Ainda resistimos à tecnologia no ambiente de trabalho

Vitor de Araujo*

Como sabemos, a era digital já é realidade há alguns anos no mundo corporativo. Porém, há ainda resistência na questão de digitalizar processos para garantir um trabalho mais otimizado, facilitando o dia a dia dos trabalhadores de grandes empresas no Brasil. Um estudo feito pelo IDC Brasil, no final de 2017, indica que apenas uma em quatro companhias enxerga a Tecnologia da Informação (TI) como um diferencial competitivo para os negócios. Isso mostra que a inovação tecnológica, mesmo em empresas mais estruturadas e sólidas, ainda é vista com receio pela alta gestão, pois gera uma real quebra de paradigma. Como, então, conciliar cultura organizacional, equipe e tendências de mercado?

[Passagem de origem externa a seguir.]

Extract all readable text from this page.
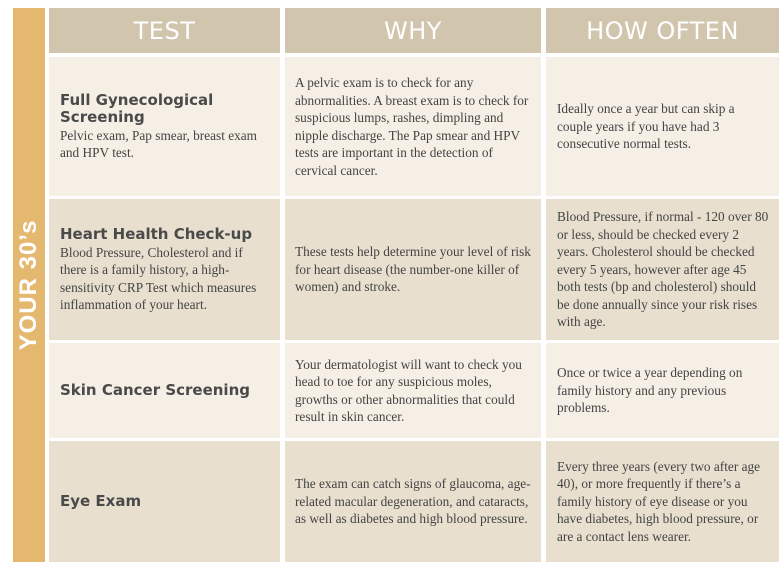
YOUR 30’s
TEST	WHY	HOW OFTEN
Full Gynecological Screening
Pelvic exam, Pap smear, breast exam and HPV test.
A pelvic exam is to check for any abnormalities. A breast exam is to check for suspicious lumps, rashes, dimpling and nipple discharge. The Pap smear and HPV tests are important in the detection of cervical cancer.
Ideally once a year but can skip a couple years if you have had 3 consecutive normal tests.
Heart Health Check-up
Blood Pressure, Cholesterol and if there is a family history, a high-sensitivity CRP Test which measures inflammation of your heart.
These tests help determine your level of risk for heart disease (the number-one killer of women) and stroke.
Blood Pressure, if normal - 120 over 80 or less, should be checked every 2 years. Cholesterol should be checked every 5 years, however after age 45 both tests (bp and cholesterol) should be done annually since your risk rises with age.
Skin Cancer Screening
Your dermatologist will want to check you head to toe for any suspicious moles, growths or other abnormalities that could result in skin cancer.
Once or twice a year depending on family history and any previous problems.
Eye Exam
The exam can catch signs of glaucoma, age-related macular degeneration, and cataracts, as well as diabetes and high blood pressure.
Every three years (every two after age 40), or more frequently if there’s a family history of eye disease or you have diabetes, high blood pressure, or are a contact lens wearer.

Essas questões foram discutidas por gestores de grandes empresas do Brasil, na última edição do evento Industry Talks: IT & Fiscal Challenges, organizado pela EBDI Corp e oferecido pela Arquivei. Entre as companhias presentes estavam AmstedMaxion, Astrazeneca, BIC, Bunge, CAF Brasil, Sorocaba-Refrescos, Coca-Cola FEMSA, ColorMaq, Coplacana, Crown, Grupo Bimbo, Henkel, Huawei, Kellogs, Catupiry, Mercedes-Benz, Novelis, Oxiteno, PDG Engenharia, Perfetti Van Melle, Phillip Morris, Roche, Unilever e Verallia – Saint Gobain.

Segundo a pesquisa da IDC Brasil, em relação à maturidade da infraestrutura de TI para suportar a digitalização dos negócios, a nota média foi de 43,7 (de uma escala de 0 a 100). O principal desafio está na automação de processos, com média de 33,9.

Para dar um exemplo dessa disparidade, um dos convidados para o painel do Industry Talks falou sobre como utilizamos a tecnologia no nosso dia a dia. Ele citou que quando convidamos alguém para um jantar em casa realizamos o convite via Whatsapp, pedimos a comida pelo iFood e proporcionamos uma boa música para o momento pelo Spotify.

Este exemplo simples mostra que passamos de um ambiente virtual a outro sem nenhuma dificuldade e que somos capazes de sentir conforto e segurança em utilizá-los, pois cada um é especialista na sua proposta de função. Mas, quando vamos para o ambiente de trabalho, nem sempre os gestores têm a mesma facilidade para buscar sempre a melhor tecnologia para atender as dores do seu setor.

Outra importante painelista trouxe essa discussão para a área fiscal, segmento em que atua a Arquivei, que oferece uma plataforma online que monitora, consulta e armazena todos os dados e Documentos Fiscais emitidos para um CNPJ, em tempo real. Foi destacada a importância de trazer estratégias que engajem diferentes setores, especialmente comercial e de compras, responsabilizando todos pelo sucesso da gestão fiscal da empresa, baseando-se sempre em compliance e nas propostas de missão, visão e valores das companhias. E tudo isso atrelado a softwares que otimizem os trabalhos, evitando que essas áreas fiquem somente dependentes de processos manuais.

Diante de um mundo cada vez mais digital, a busca por soluções inteligentes e digitais se mostra como um caminho sem volta no mundo corporativo. Sair do patamar operacional e passar ao estratégico é o que definirá os líderes de mercado em um mundo onde a inteligência artificial encabeça a lista de prioridades de empresas líderes de mercado, como o Google.

* Vitor de Araujo é cofundador e CMO da Arquivei. Bacharel em Computação pela USP, com mais de 10 anos de experiência em desenvolvimento web e empreendedorismo, já fundou outras três startups que, inclusive, foram selecionadas em programas de aceleração. Hoje lidera o time de Marketing da Arquivei, levando inteligência em documentos fiscais para mais de 60 mil empresas ao redor do país.